The Next Frontier: "AI Acceptance "

We’ll continue building that momentum at AI Horizons, September 17–18 But winning the AI economy requires more than innovation and investment. AI needs compute. It needs energy. It needs infrastructure. And critically, it needs acceptance.

We must connect more people to this new economy—from K–12 educators and students to small businesses, workers, and legacy C-suite leaders—helping them understand AI, adopt it, and build with it. China is moving aggressively to build not only AI capacity, but broad adoption. America cannot afford to have the world’s best technology and fail to put it to work across our economy.

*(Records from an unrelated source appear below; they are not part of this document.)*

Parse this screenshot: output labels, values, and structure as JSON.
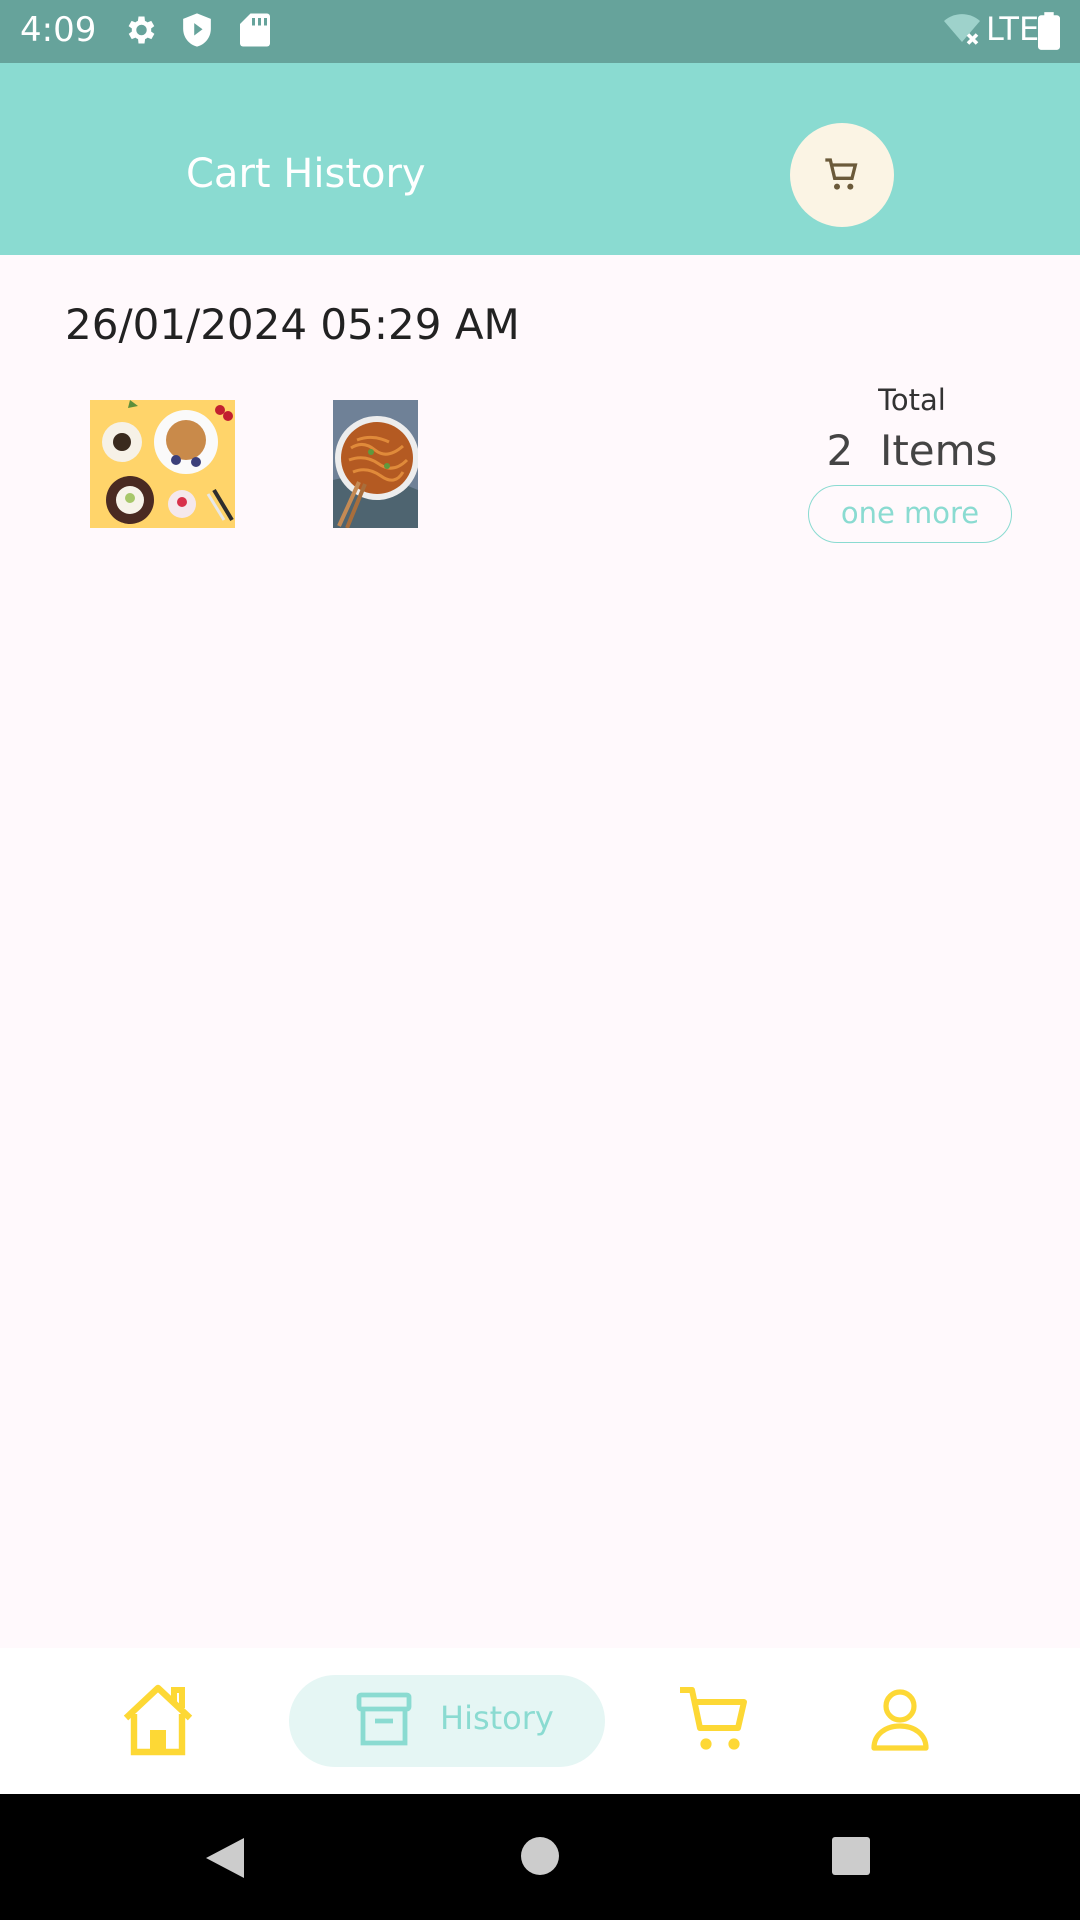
{
  "status_bar": {
    "time": "4:09",
    "network": "LTE",
    "icons": [
      "settings-icon",
      "shield-icon",
      "sd-card-icon",
      "wifi-off-icon",
      "battery-icon"
    ]
  },
  "app_bar": {
    "title": "Cart History",
    "action_icon": "cart-icon"
  },
  "order": {
    "date": "26/01/2024 05:29 AM",
    "thumbnails": [
      "desserts-image",
      "noodles-image"
    ],
    "total_label": "Total",
    "count_text": "2  Items",
    "one_more_label": "one more"
  },
  "bottom_nav": {
    "items": [
      {
        "icon": "home-icon",
        "label": ""
      },
      {
        "icon": "archive-icon",
        "label": "History"
      },
      {
        "icon": "cart-icon",
        "label": ""
      },
      {
        "icon": "person-icon",
        "label": ""
      }
    ],
    "active_index": 1
  },
  "colors": {
    "accent": "#8ADBD1",
    "status_bar": "#66A39B",
    "nav_icon": "#FDD835",
    "background": "#FFF9FC"
  }
}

That is the next frontier: building AI acceptance alongside AI infrastructure. At AI Horizons, we are bringing these worlds together—not simply to talk about what’s next, but to ensure more people can understand it, trust it, adopt it, and ultimately, build with it.

Thank you to Senator McCormick and Dina Powell McCormick for once again elevating Pennsylvania.

Over and out – 

Joanna Doven
CEO, AI Strike Team

About the AI Strike Team

The AI Strike Team advances strategic initiatives and cross-sector partnerships that catalyze AI-driven investment, innovation, and adoption — positioning Pittsburgh and Pennsylvania for sustained growth and leadership in the New AI Economy.